How to Unban Yourself from YouTube

By C.D. Crowder

The YouTube community has a say in which users get banned.
i Todd Warnock/Digital Vision/Getty Images

Google tries to make YouTube a friendly community and has a strict set of guidelines that every user must follow. If you fail to follow these guidelines while uploading videos, making comments or otherwise participating on the site, you risk having your account permanently banned. If your account is terminated, you'll be notified and won't be able to access or use your account again.

Permanent Vacation

Once your YouTube account is banned, you can try to appeal the decision. If the appeal is denied, the ban is permanent. You'll be prohibited from creating another account or accessing any videos you have uploaded. All of your account data is removed, including all uploaded videos.

Three Strikes and You're Out

YouTube gives users a chance to fix any problems before an account is banned. Your account can be terminated for two reasons – violating the community guidelines or copyright infringement. For community guidelines, you get three strikes before your account is deleted. When you receive a strike, you'll be notified and have a chance to appeal it. The content that resulted in the strike is immediately removed. A strike only lasts for six months. If you receive three strikes within a six-month period, you'll be banned.

For copyright infringement, you still have three strikes which you can appeal. A single strike limits your account features; you can restore your account privileges by completing YouTube's Copyright School and not receiving any additional strikes for six months.

Getting a Second Chance

With over 100 hours of video uploaded to YouTube every minute, Google can't possibly directly approve every video uploaded. Instead, they depend upon the community to report violations. You have the chance to appeal any strike or even an account termination. Whether it's a community or copyright violation, you must fill out the appeal form (see Resources) and wait for YouTube's final decision.
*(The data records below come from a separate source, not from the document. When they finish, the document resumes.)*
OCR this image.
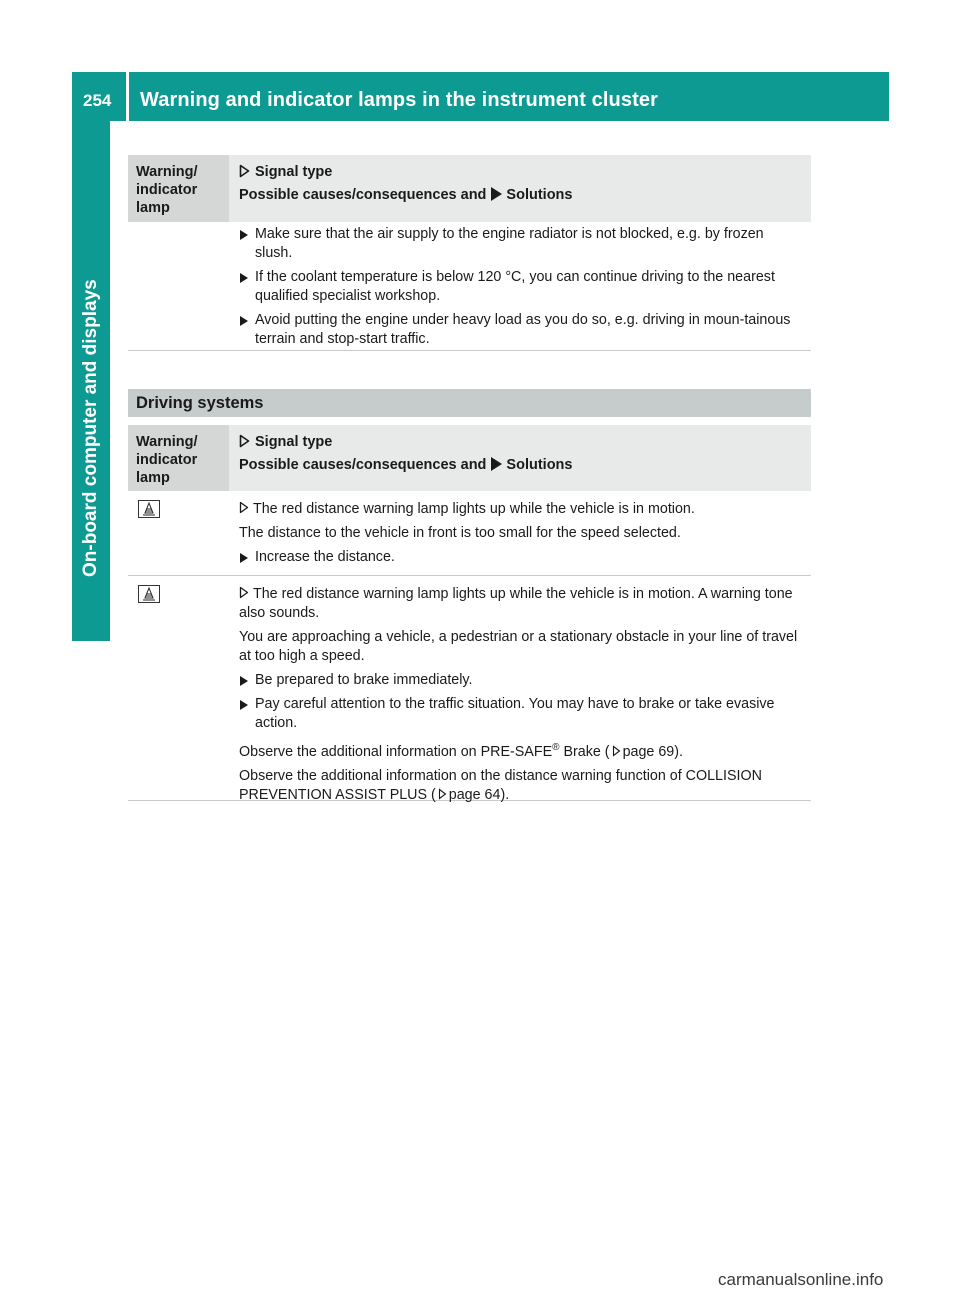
254	Warning and indicator lamps in the instrument cluster
On-board computer and displays
Warning/
indicator
lamp

Signal type

Possible causes/consequences and Solutions

Make sure that the air supply to the engine radiator is not blocked, e.g. by frozen slush.
If the coolant temperature is below 120 °C, you can continue driving to the nearest qualified specialist workshop.
Avoid putting the engine under heavy load as you do so, e.g. driving in moun-tainous terrain and stop-start traffic.
Driving systems
Warning/
indicator
lamp

Signal type

Possible causes/consequences and Solutions

The red distance warning lamp lights up while the vehicle is in motion.

The distance to the vehicle in front is too small for the speed selected.

Increase the distance.

The red distance warning lamp lights up while the vehicle is in motion. A warning tone also sounds.

You are approaching a vehicle, a pedestrian or a stationary obstacle in your line of travel at too high a speed.

Be prepared to brake immediately.
Pay careful attention to the traffic situation. You may have to brake or take evasive action.

Observe the additional information on PRE-SAFE® Brake ( page 69).

Observe the additional information on the distance warning function of COLLISION PREVENTION ASSIST PLUS ( page 64).

carmanualsonline.info
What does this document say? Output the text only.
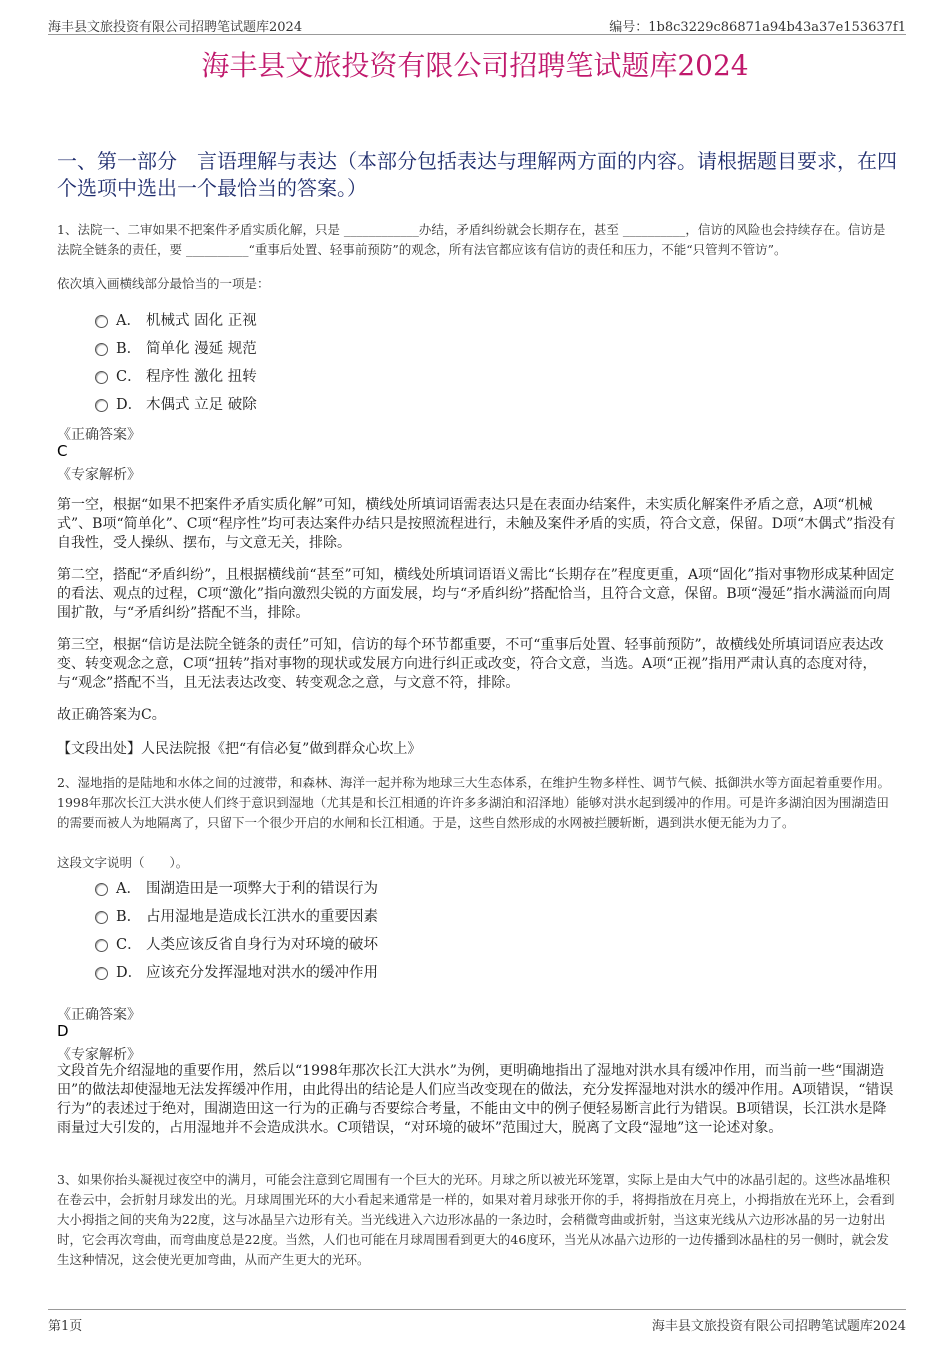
海丰县文旅投资有限公司招聘笔试题库2024	编号：1b8c3229c86871a94b43a37e153637f1
海丰县文旅投资有限公司招聘笔试题库2024
一、第一部分　言语理解与表达（本部分包括表达与理解两方面的内容。请根据题目要求，在四个选项中选出一个最恰当的答案。）
1、法院一、二审如果不把案件矛盾实质化解，只是 ____________办结，矛盾纠纷就会长期存在，甚至 __________，信访的风险也会持续存在。信访是法院全链条的责任，要 __________“重事后处置、轻事前预防”的观念，所有法官都应该有信访的责任和压力，不能“只管判不管访”。
依次填入画横线部分最恰当的一项是：
A． 机械式 固化 正视
B． 简单化 漫延 规范
C． 程序性 激化 扭转
D． 木偶式 立足 破除
《正确答案》
C
《专家解析》
第一空，根据“如果不把案件矛盾实质化解”可知，横线处所填词语需表达只是在表面办结案件，未实质化解案件矛盾之意，A项“机械式”、B项“简单化”、C项“程序性”均可表达案件办结只是按照流程进行，未触及案件矛盾的实质，符合文意，保留。D项“木偶式”指没有自我性，受人操纵、摆布，与文意无关，排除。
第二空，搭配“矛盾纠纷”，且根据横线前“甚至”可知，横线处所填词语语义需比“长期存在”程度更重，A项“固化”指对事物形成某种固定的看法、观点的过程，C项“激化”指向激烈尖锐的方面发展，均与“矛盾纠纷”搭配恰当，且符合文意，保留。B项“漫延”指水满溢而向周围扩散，与“矛盾纠纷”搭配不当，排除。
第三空，根据“信访是法院全链条的责任”可知，信访的每个环节都重要，不可“重事后处置、轻事前预防”，故横线处所填词语应表达改变、转变观念之意，C项“扭转”指对事物的现状或发展方向进行纠正或改变，符合文意，当选。A项“正视”指用严肃认真的态度对待，与“观念”搭配不当，且无法表达改变、转变观念之意，与文意不符，排除。
故正确答案为C。
【文段出处】人民法院报《把“有信必复”做到群众心坎上》
2、湿地指的是陆地和水体之间的过渡带，和森林、海洋一起并称为地球三大生态体系，在维护生物多样性、调节气候、抵御洪水等方面起着重要作用。1998年那次长江大洪水使人们终于意识到湿地（尤其是和长江相通的许许多多湖泊和沼泽地）能够对洪水起到缓冲的作用。可是许多湖泊因为围湖造田的需要而被人为地隔离了，只留下一个很少开启的水闸和长江相通。于是，这些自然形成的水网被拦腰斩断，遇到洪水便无能为力了。
这段文字说明（　　）。
A． 围湖造田是一项弊大于利的错误行为
B． 占用湿地是造成长江洪水的重要因素
C． 人类应该反省自身行为对环境的破坏
D． 应该充分发挥湿地对洪水的缓冲作用
《正确答案》
D
《专家解析》
文段首先介绍湿地的重要作用，然后以“1998年那次长江大洪水”为例，更明确地指出了湿地对洪水具有缓冲作用，而当前一些“围湖造田”的做法却使湿地无法发挥缓冲作用，由此得出的结论是人们应当改变现在的做法，充分发挥湿地对洪水的缓冲作用。A项错误，“错误行为”的表述过于绝对，围湖造田这一行为的正确与否要综合考量，不能由文中的例子便轻易断言此行为错误。B项错误，长江洪水是降雨量过大引发的，占用湿地并不会造成洪水。C项错误，“对环境的破坏”范围过大，脱离了文段“湿地”这一论述对象。
3、如果你抬头凝视过夜空中的满月，可能会注意到它周围有一个巨大的光环。月球之所以被光环笼罩，实际上是由大气中的冰晶引起的。这些冰晶堆积在卷云中，会折射月球发出的光。月球周围光环的大小看起来通常是一样的，如果对着月球张开你的手，将拇指放在月亮上，小拇指放在光环上，会看到大小拇指之间的夹角为22度，这与冰晶呈六边形有关。当光线进入六边形冰晶的一条边时，会稍微弯曲或折射，当这束光线从六边形冰晶的另一边射出时，它会再次弯曲，而弯曲度总是22度。当然，人们也可能在月球周围看到更大的46度环，当光从冰晶六边形的一边传播到冰晶柱的另一侧时，就会发生这种情况，这会使光更加弯曲，从而产生更大的光环。
第1页	海丰县文旅投资有限公司招聘笔试题库2024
You don't need access to your account to fill out an appeal.

Regroup and Start Again

You can't gain access to your old account or create a new YouTube account with the same email address that you used to create the banned YouTube account. Your only option is to use a new email account to create a completely new YouTube account. You will have to start over, but you can use YouTube again, including uploading videos and commenting on other users' videos.

Avoid the Termination Nightmare

Once you create a new account, you want to make certain you don't get banned again. Carefully review all the YouTube guidelines before uploading any new content. Anything that could violate copyright laws should be avoided at all costs. Videos with sexual content, violence and vulgar language will lead to an age warning on your videos. Any content that contains hate speech, cyberbullying, threats, spam or child endangerment could result in your account being banned.